Columbian White-Tailed Deer:
White-tailed deer populations in both northwest and southwest Oregon are increasing and expanding, but the Columbian white-tailed deer population in northwest Oregon remains listed as endangered under the federal Endangered Species Act. As a result, the Commission approved a new white-tailed deer controlled rifle hunt in the Umpqua unit for the 2005 controlled rifle season with a bag limit of "one buck with at least a forked antler."

For the 2004 elk seasons, the Commission approved a 9 percent reduction in tags for Rocky Mountain elk hunts and a 10 percent reduction in tags for Roosevelt elk hunts. Decreases in Rocky Mountain elk tags are the result of poor cow-calf ratios in eastern Oregon management units. Decreases in Roosevelt elk tag numbers are the result of fewer damage complaints.

The Commission also preliminarily approved the following changes for the 2005 season:
• Adding two new private-lands-only, either-sex hunts (Grizzly Private # 1 and #2);
• Deleting 16 antlerless hunts because agricultural damage issues have been addressed and to stabilize bull ratios: Upper North Umpqua, Elliot Rifle, Old Blue, SE Evans Cr. #2, Foothills Rogue, Maury Unit, S. Starkey #2, N. Starkey, Astoria N #1, #2, and #3, Reed and Hawley Mountain, Steens, Silvies Unit #2, Wagontire Unit, and Callahan.
• Adding 13 new antlerless hunts in 2005 to address damage complaints on both agricultural lands and managed timberlands: Astoria #1, #2 and #3, S. Scappoose #3, Arlie-Lewisburg #2, West Kings Valley, Norton Cr., Callahan Youth #1 and Youth #2, Old Blue #1 and #2, Klickitat Mt. and Bully Cr., #2.
• Deleting three hunts in southwest Oregon and adding three new hunts as a result of the annual weapons rotation for the Sitkum, Lake Creek and Elliot hunt areas. Sitkum changes from bow to rifle, Lake Creek changes from muzzleloader to bow, and Elliot changes from rifle to muzzleloader.
• Moving the Wilson-Trask bull elk seasons from October to November to be part of the Mid-Coast Valley season and Coast Valley season to simplify regulations. The second season spike-only bag limit will remain in effect.
• Modifying the hunt boundaries in five antlerless hunts: Crooked River, Southwest Grizzly, Tiller, Melrose Plus, and Thompson Creek.
• Deleting three Astoria-area north hunts, expanding the boundary and replacing the hunts with three new Astoria-area north hunts.

Western Gray Squirrel:
No changes were made in the 2005 western gray squirrel seasons.
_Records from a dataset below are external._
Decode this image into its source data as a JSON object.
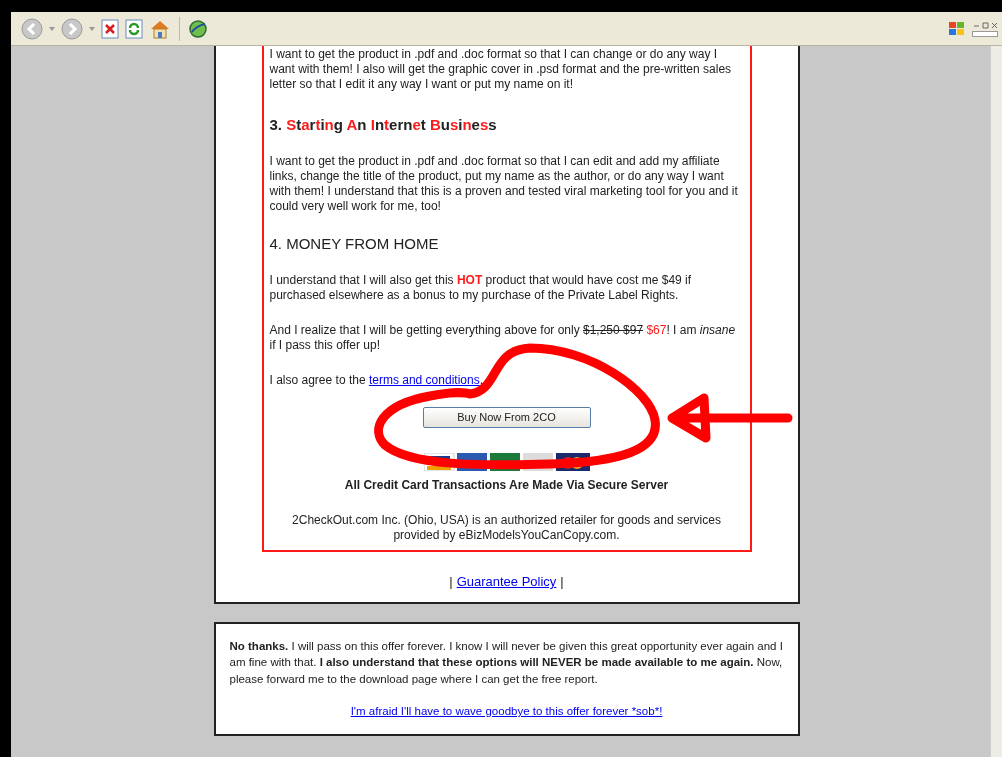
{
  "page": {
    "intro": "I want to get the product in .pdf and .doc format so that I can change or do any way I want with them! I also will get the graphic cover in .psd format and the pre-written sales letter so that I edit it any way I want or put my name on it!",
    "heading_3": [
      {
        "text": "3. ",
        "red": false
      },
      {
        "text": "S",
        "red": true
      },
      {
        "text": "t",
        "red": false
      },
      {
        "text": "a",
        "red": true
      },
      {
        "text": "r",
        "red": false
      },
      {
        "text": "t",
        "red": true
      },
      {
        "text": "i",
        "red": false
      },
      {
        "text": "n",
        "red": true
      },
      {
        "text": "g ",
        "red": false
      },
      {
        "text": "A",
        "red": true
      },
      {
        "text": "n ",
        "red": false
      },
      {
        "text": "I",
        "red": true
      },
      {
        "text": "n",
        "red": false
      },
      {
        "text": "t",
        "red": true
      },
      {
        "text": "ern",
        "red": false
      },
      {
        "text": "e",
        "red": true
      },
      {
        "text": "t ",
        "red": false
      },
      {
        "text": "B",
        "red": true
      },
      {
        "text": "u",
        "red": false
      },
      {
        "text": "s",
        "red": true
      },
      {
        "text": "i",
        "red": false
      },
      {
        "text": "n",
        "red": true
      },
      {
        "text": "e",
        "red": false
      },
      {
        "text": "s",
        "red": true
      },
      {
        "text": "s",
        "red": false
      }
    ],
    "para_3": "I want to get the product in .pdf and .doc format so that I can edit and add my affiliate links, change the title of the product, put my name as the author, or do any way I want with them! I understand that this is a proven and tested viral marketing tool for you and it could very well work for me, too!",
    "heading_4": "4. MONEY FROM HOME",
    "para_4": [
      {
        "kind": "plain",
        "text": "I understand that I will also get this "
      },
      {
        "kind": "red_bold",
        "text": "HOT"
      },
      {
        "kind": "plain",
        "text": " product that would have cost me $49 if purchased elsewhere as a bonus to my purchase of the Private Label Rights."
      }
    ],
    "price_para": [
      {
        "kind": "plain",
        "text": "And I realize that I will be getting everything above for only "
      },
      {
        "kind": "strike",
        "text": "$1,250 $97"
      },
      {
        "kind": "red",
        "text": " $67"
      },
      {
        "kind": "plain",
        "text": "! I am "
      },
      {
        "kind": "italic",
        "text": "insane"
      },
      {
        "kind": "plain",
        "text": " if I pass this offer up!"
      }
    ],
    "agree_text": "I also agree to the",
    "agree_link": "terms and conditions",
    "agree_end": ".",
    "buy_button": "Buy Now From 2CO",
    "secure_note": "All Credit Card Transactions Are Made Via Secure Server",
    "retailer_note": "2CheckOut.com Inc. (Ohio, USA) is an authorized retailer for goods and services provided by eBizModelsYouCanCopy.com.",
    "guarantee_left": "|",
    "guarantee_link": "Guarantee Policy",
    "guarantee_right": "|",
    "decline_text": "**No thanks.** I will pass on this offer forever. I know I will never be given this great opportunity ever again and I am fine with that. **I also understand that these options will NEVER be made available to me again.** Now, please forward me to the download page where I can get the free report.",
    "decline_link": "I'm afraid I'll have to wave goodbye to this offer forever *sob*!"
  }
}
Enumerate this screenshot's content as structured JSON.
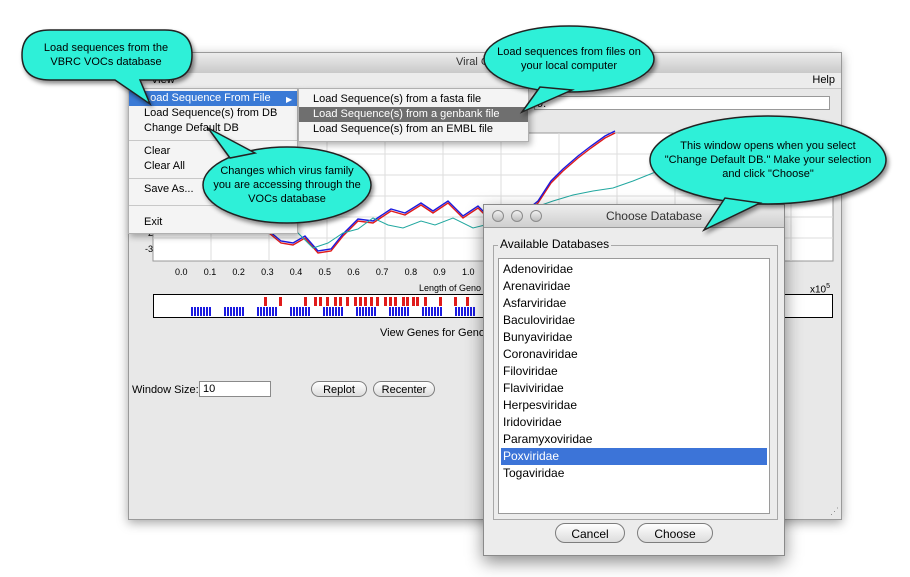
{
  "main_window": {
    "title": "Viral Graphi",
    "menus": {
      "view": "View",
      "help": "Help"
    },
    "info_field": "9.",
    "plot": {
      "x_ticks": [
        "0.0",
        "0.1",
        "0.2",
        "0.3",
        "0.4",
        "0.5",
        "0.6",
        "0.7",
        "0.8",
        "0.9",
        "1.0"
      ],
      "y_ticks": [
        "-2",
        "-3"
      ],
      "x_label": "Length of Geno",
      "exponent": "x10",
      "exponent_power": "5"
    },
    "view_genes_label": "View Genes for Genor",
    "window_size_label": "Window Size:",
    "window_size_value": "10",
    "replot_label": "Replot",
    "recenter_label": "Recenter"
  },
  "file_menu": {
    "items": [
      "Load Sequence From File",
      "Load Sequence(s) from DB",
      "Change Default DB",
      "Clear",
      "Clear All",
      "Save As...",
      "Exit"
    ],
    "submenu_arrow": "▶"
  },
  "sub_menu": {
    "items": [
      "Load Sequence(s) from a fasta file",
      "Load Sequence(s) from a genbank file",
      "Load Sequence(s) from an EMBL file"
    ]
  },
  "dialog": {
    "title": "Choose Database",
    "group_label": "Available Databases",
    "databases": [
      "Adenoviridae",
      "Arenaviridae",
      "Asfarviridae",
      "Baculoviridae",
      "Bunyaviridae",
      "Coronaviridae",
      "Filoviridae",
      "Flaviviridae",
      "Herpesviridae",
      "Iridoviridae",
      "Paramyxoviridae",
      "Poxviridae",
      "Togaviridae"
    ],
    "selected": "Poxviridae",
    "cancel_label": "Cancel",
    "choose_label": "Choose"
  },
  "callouts": {
    "vbrc": [
      "Load sequences from the",
      "VBRC VOCs database"
    ],
    "local": [
      "Load sequences from files on",
      "your local computer"
    ],
    "family": [
      "Changes which virus family",
      "you are accessing through the",
      "VOCs database"
    ],
    "window": [
      "This window opens when you select",
      "\"Change Default DB.\" Make your selection",
      "and click \"Choose\""
    ]
  },
  "colors": {
    "callout_fill": "#2ff0d8",
    "selection_blue": "#3c74d8",
    "series_red": "#e01b1b",
    "series_blue": "#1b1be0",
    "series_teal": "#22a8a0"
  }
}
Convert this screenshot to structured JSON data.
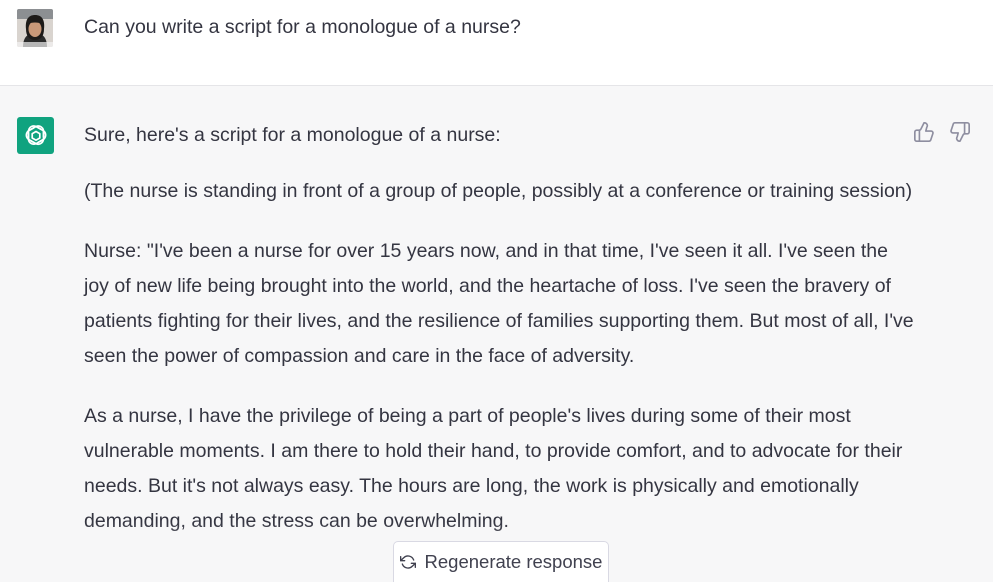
{
  "user_message": {
    "text": "Can you write a script for a monologue of a nurse?",
    "avatar": "user-photo-avatar"
  },
  "assistant_message": {
    "avatar": "openai-logo-icon",
    "paragraphs": [
      "Sure, here's a script for a monologue of a nurse:",
      "(The nurse is standing in front of a group of people, possibly at a conference or training session)",
      "Nurse: \"I've been a nurse for over 15 years now, and in that time, I've seen it all. I've seen the joy of new life being brought into the world, and the heartache of loss. I've seen the bravery of patients fighting for their lives, and the resilience of families supporting them. But most of all, I've seen the power of compassion and care in the face of adversity.",
      "As a nurse, I have the privilege of being a part of people's lives during some of their most vulnerable moments. I am there to hold their hand, to provide comfort, and to advocate for their needs. But it's not always easy. The hours are long, the work is physically and emotionally demanding, and the stress can be overwhelming."
    ]
  },
  "feedback": {
    "thumbs_up_icon": "thumbs-up-icon",
    "thumbs_down_icon": "thumbs-down-icon"
  },
  "regenerate": {
    "label": "Regenerate response",
    "icon": "refresh-icon"
  },
  "colors": {
    "accent": "#10a37f",
    "text": "#343541",
    "assistant_bg": "#f7f7f8"
  }
}
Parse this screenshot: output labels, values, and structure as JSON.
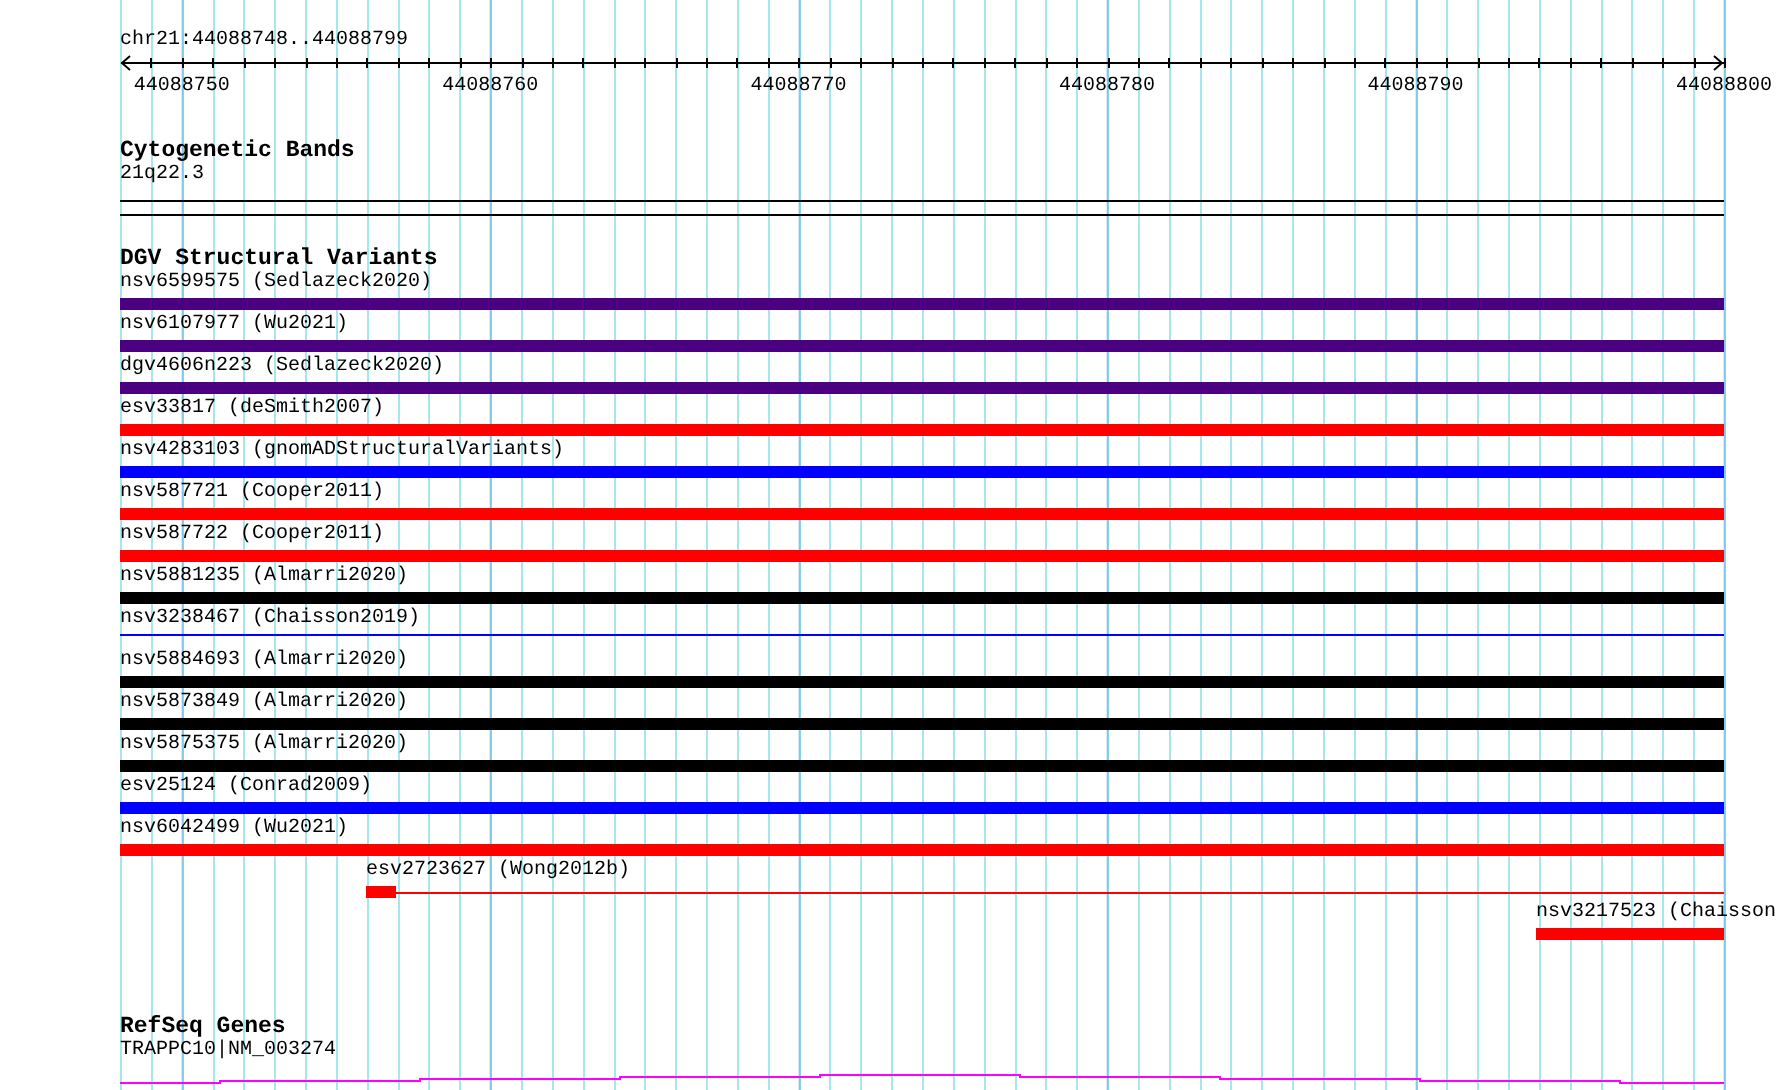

In addition, the Commission heard that ODFW will continue the ongoing archery review and will present recommended changes this October and will review disabled hunter permits in 2005.

The Commission also gave its early approval for all the auction and raffle tags available for the 2005 seasons for bighorn sheep, pronghorn and Rocky Mountain goat.